Under the leadership of Colonel G. Medvedev, a cynologist of the Main Military School of Working Dogs (Red Star), they started breeding new dogs capable of protection.

Using some dogs, they created new breed groups, such as the Moscow Diver, the Great Dane, and the Moscow Watchdog.

The cross between a large schnauzer and an airedale terrier, a large schnauzer and a rottweiler, and a large schnauzer and a Newfoundlander proved to be successful, as good black dogs with resistant hair were created. They grouped them into one group by name: BLACK TERRIER

Working with this group of dogs proved to be the most productive, so Red Star cynologists continued to develop the breed.

The first standard black terrier, published in the "Rules and Conditions for the Training and Use of Military Dogs" of 1958, gave cynologists the initiative for the association.

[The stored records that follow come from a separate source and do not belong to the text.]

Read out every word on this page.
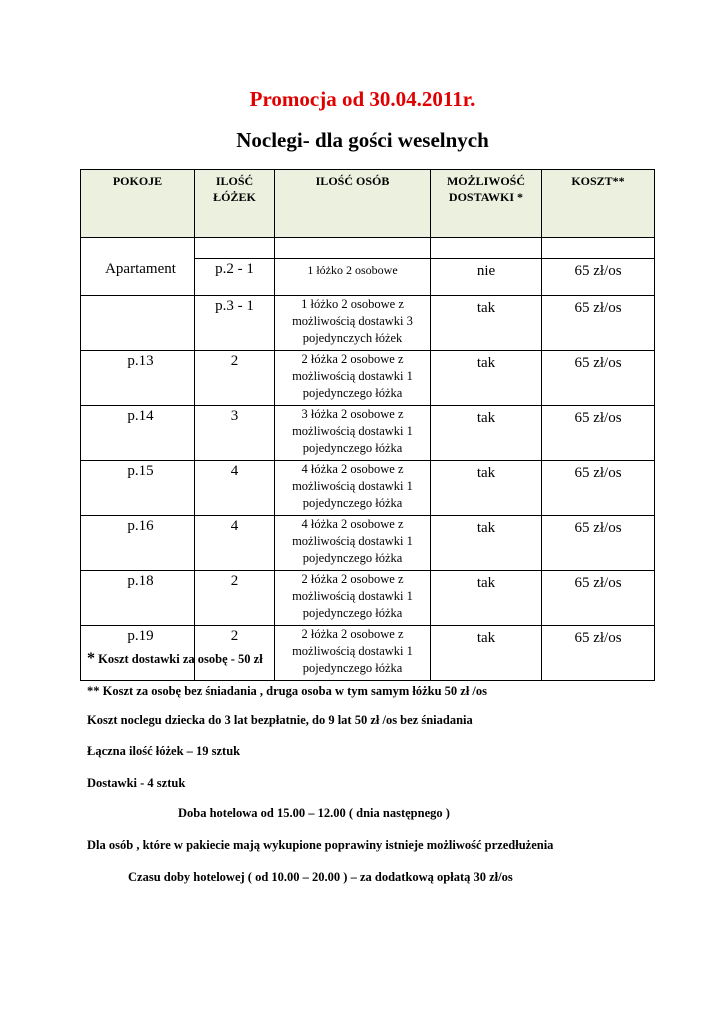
Promocja od 30.04.2011r.
Noclegi- dla gości weselnych
POKOJE	ILOŚĆ ŁÓŻEK	ILOŚĆ OSÓB	MOŻLIWOŚĆ DOSTAWKI *	KOSZT**

Apartament	p.2 - 1	1 łóżko 2 osobowe	nie	65 zł/os
	p.3 - 1	1 łóżko 2 osobowe z możliwością dostawki 3 pojedynczych łóżek	tak	65 zł/os
p.13	2	2 łóżka 2 osobowe z możliwością dostawki 1 pojedynczego łóżka	tak	65 zł/os
p.14	3	3 łóżka 2 osobowe z możliwością dostawki 1 pojedynczego łóżka	tak	65 zł/os
p.15	4	4 łóżka 2 osobowe z możliwością dostawki 1 pojedynczego łóżka	tak	65 zł/os
p.16	4	4 łóżka 2 osobowe z możliwością dostawki 1 pojedynczego łóżka	tak	65 zł/os
p.18	2	2 łóżka 2 osobowe z możliwością dostawki 1 pojedynczego łóżka	tak	65 zł/os
p.19	2	2 łóżka 2 osobowe z możliwością dostawki 1 pojedynczego łóżka	tak	65 zł/os

* Koszt dostawki za osobę - 50 zł

** Koszt za osobę bez śniadania , druga osoba w tym samym łóżku 50 zł /os

Koszt noclegu dziecka do 3 lat bezpłatnie, do 9 lat 50 zł /os bez śniadania

Łączna ilość łóżek – 19 sztuk

Dostawki - 4 sztuk

Doba hotelowa od 15.00 – 12.00 ( dnia następnego )

Dla osób , które w pakiecie mają wykupione poprawiny istnieje możliwość przedłużenia

Czasu doby hotelowej ( od 10.00 – 20.00 ) – za dodatkową opłatą 30 zł/os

With the help of the founders of the Black Terrier A. Mazover and V. Sheinin, the best dogs for mating were thoroughly selected from among the puppies and later at shows. Biologists and geneticists were involved in the breeding. The work on the breeding group became even harder and more determined. Thus, black terriers became more uniform and work qualities more sophisticated.

They gradually spread throughout the Soviet Union. They were among the first abroad in Finland, then spread across the socialist Eastern bloc in Poland, Czechoslovakia, and East Germany.

The Black Terrier was first recorded as a breed group with common traits in the FCI in 1968. In 1969, there were 42 Black Russian Terriers in Leningrad. It was there in 1970 that the shearing scheme was first published, which is still valid today with minor corrections. It has been recognized as a breed since 1981. The first breed standard was adopted on May 13, 1981 by the USSR Ministry of Agriculture.

In 1984, the breed was recognized by the International Assembly of Mexico in the FCI (Standard No. 327) as BLACK TERRIER. The name Black Russian Terrier is also used. The breed began to participate in international exhibitions and in Brno (1994) won numerous awards and won championship titles.

In 1996 and then in 1998, the Russian Federation adopted a new version of the Black Russian Terrier standard, which is more in line with its modern type.

Work on improving the breed is not yet complete, but a new standard has been adopted since 2010. This big, successful black dog is already confidently taking its place in the international arena. He receives special interest from Russian and foreign cynologists.